The caves are now rugged reminders of the Japanese occupation and it is still possible to explore them if you follow the coastal path from Yung Shue Wan to Sok Kwu Wan. About a kilometer from Picnic Bay, there are signs to the Kamikaze Caves and a short climb along rugged coastline takes you to them. Although there is little left of any Japanese structure, with a little imagination and the sound of waves crashing in the background, you can just about picture crazed little boats powering their way out to an incoming ship.

West Refuse Transfer Station

Access: Swire SITA Waste Services, Mount Davis Rd., Kennedy Town
Much like the Stanley Sewage plant, there are some parts of Hong Kong life that we just don’t want to look at - and that includes a garbage transfer station.

A big waste depot is discreetly hidden behind an entrance on Victoria Road. Everyday, the orange refuse collection trucks arrive with their loads of rubbish. Run by Swire SITA services, the trucks are weighed as they arrive (the government is charged by the weight of the trash processed). The trucks then rumble down a winding tunnel deep into an enormous cavern, 27 meters wide and 30 meters high, where the rubbish is deposited. Giant trenches line the walls of the cave, where the garbage trucks deposit their loads. A conveyor belt transports all the rubbish to a deeper pit at the end of the cave. When this pit is full, it activates a giant piston that compacts the contents and stuffs them into containers. These containers are then taken to another cave deeper below, where new trucks await to transport them to a landfill in the New Territories.

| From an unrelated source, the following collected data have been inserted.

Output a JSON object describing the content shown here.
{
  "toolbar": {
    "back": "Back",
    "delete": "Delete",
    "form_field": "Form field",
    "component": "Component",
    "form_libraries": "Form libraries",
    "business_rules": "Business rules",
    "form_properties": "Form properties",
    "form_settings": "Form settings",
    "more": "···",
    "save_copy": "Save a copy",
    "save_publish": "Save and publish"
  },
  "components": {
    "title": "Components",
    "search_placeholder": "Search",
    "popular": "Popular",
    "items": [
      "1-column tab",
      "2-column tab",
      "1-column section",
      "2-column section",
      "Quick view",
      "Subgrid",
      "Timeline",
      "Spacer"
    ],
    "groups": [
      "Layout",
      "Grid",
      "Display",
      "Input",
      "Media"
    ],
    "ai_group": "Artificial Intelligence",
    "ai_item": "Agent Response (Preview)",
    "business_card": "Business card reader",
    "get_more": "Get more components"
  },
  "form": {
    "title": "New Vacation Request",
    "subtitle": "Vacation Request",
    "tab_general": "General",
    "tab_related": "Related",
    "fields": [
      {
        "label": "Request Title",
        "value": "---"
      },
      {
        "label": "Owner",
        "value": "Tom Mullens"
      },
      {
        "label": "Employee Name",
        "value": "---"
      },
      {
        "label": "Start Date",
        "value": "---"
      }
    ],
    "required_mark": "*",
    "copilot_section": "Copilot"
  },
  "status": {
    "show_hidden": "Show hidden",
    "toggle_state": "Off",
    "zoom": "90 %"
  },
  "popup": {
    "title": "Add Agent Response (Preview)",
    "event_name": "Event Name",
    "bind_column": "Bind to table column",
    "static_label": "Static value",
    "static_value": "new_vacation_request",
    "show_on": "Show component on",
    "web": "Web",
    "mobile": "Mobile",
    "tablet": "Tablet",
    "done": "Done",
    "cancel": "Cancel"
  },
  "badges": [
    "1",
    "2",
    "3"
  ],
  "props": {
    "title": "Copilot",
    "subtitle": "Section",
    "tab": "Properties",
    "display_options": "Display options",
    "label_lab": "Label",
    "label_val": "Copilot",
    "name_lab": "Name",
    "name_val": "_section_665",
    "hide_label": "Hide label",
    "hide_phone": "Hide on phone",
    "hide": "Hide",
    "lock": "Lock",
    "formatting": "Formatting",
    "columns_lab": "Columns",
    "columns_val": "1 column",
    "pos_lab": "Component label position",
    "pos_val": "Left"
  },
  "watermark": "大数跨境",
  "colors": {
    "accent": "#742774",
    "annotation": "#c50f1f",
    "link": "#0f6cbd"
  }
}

A single garbage truck can visit the depot up to 105 times a day, bringing over 1,000 tons of waste to the cave. Although the smell of rotting refuse is overwhelming, the workers who busily sweep the spillover garbage into the trenches say you quickly become accustomed to it. Amazingly, this is the first underground garbage transfer station in the world. Despite costing $640 million to build, Swire saved themselves millions of dollars: It would have cost much more for the land on the rock above if they chose to keep the station above ground.

Weird stuff unearthed in Hong Kong

Unexploded bombs from World War II: In April this year, a stash of World War II bombs and a grenade were found buried below Cheung Sha Wan. Bomb disposal experts were called in when construction workers at a drainage site discovered 588 grenades and bombs, 188 of which contained live explosives. Sixteen of the explosives were deemed too unstable to remove from the street and residents were evacuated before the bombs were destroyed.

Fuses and explosives: In January 2000, it was reported that several fuses and explosives were unearthed at a construction site near Cityplaza in Tai Koo Shing. Workers left behind the explosives in 1982 after blasting the intersection of Kornhill Road and King’s Road in Quarry Bay.

A Ganoid Fossil: In 1959, an archeologist discovered a fish fossil on Lantau Island. It was sent to the British Museum in London for examination, where experts discovered it to be a fossil of a Ganoid (a primitive fish) that is over 150 million years old.

6000-year-old hammer: A 6000-year-old hammer was unearthed on Lamma Island along with prehistoric stone pottery and bronze pots and weapons. These artifacts were the first evidence of human activity in Hong Kong.

Dead bodies: In June 2003, a woman was found buried on the hillside in Sheung Kok Shan Tsuen, Lei Muk Shue. A 44-year old man was later charged with her murder.